Страждущих посылают к Николаю Титовичу подчиненные ему департаментские чиновники, народ хитрый и догадливый. Придет проситель из состоятельных и начинает смазывать дело. В деле малом смазка проста и действует неукоснительно; в деле же сложном все зависит от решения его превосходительства, знаменитого бескорыстием.
— Обещать не могу-с, — говорит чиновник просителю. — Совет дам охотно, а уж сами решайте, подойдет ли вам такое средство.
— Для успеха можно и порасходоваться…
— И думать не могите беспокоить его превосходительство благодарностью — все дело испортите. А вот нет ли у вас ненужного зуба?
И обстоятельно втолковывает, как прийти к его превосходительству на квартиру в день табельный, о своем деле ни слова не говоря, со щекою подвязанной и с видом скорбным. За крупную монетку лакей обязательно пропустит и доложит. Зуб же, если все здоровы, можно указать на челюсти подальше, малозаметный и для жевания неглавный.

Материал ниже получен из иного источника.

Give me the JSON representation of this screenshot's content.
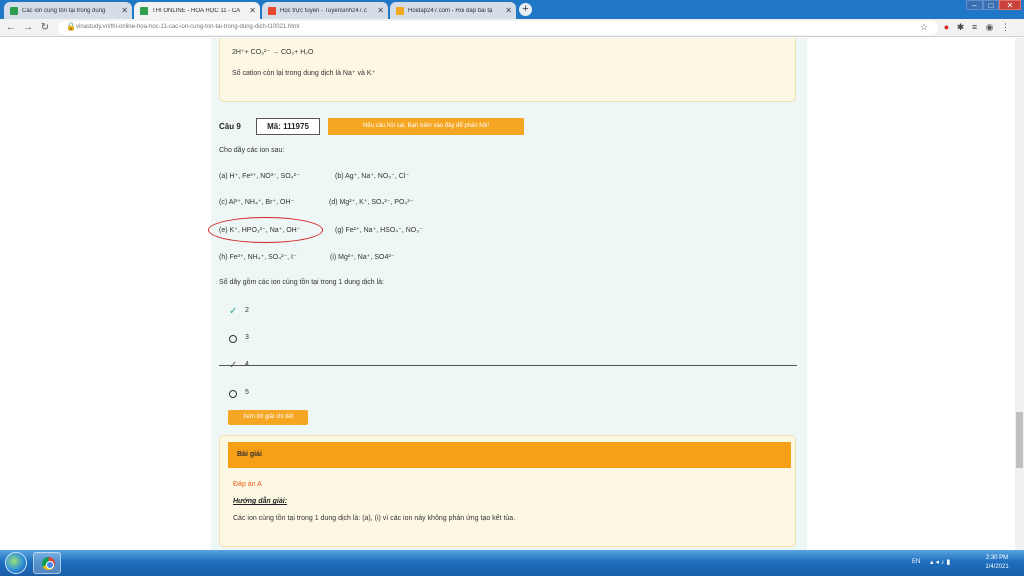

Когда же его превосходительство тот зуб выдернет, тогда, в боли и во слезах, можно кратко изложить и суть тяжбы. Жертва немала, но зато путь вернейший.
— А корешком не удовольствуется?
— В вашем деле корешок словно бы маловато, однако попробуйте, не попадете ли под счастливое его превосходительства мгновение. А самое лучшее, ежели он зуб спервоначалу сломает. Бывали случаи, что помогало в делах самых трудных и медлительных.
Со щекой старательно подвязанной приходит проситель к генералу на дом:
— Прощенья прошу, ваше превосходительство! К милости вашей за помощью в большой беде: болит зуб немилосердно.
Николай Титович доволен, но сдается не сразу:
— Почему же вы ко мне? Идите к зубному врачу настоящему.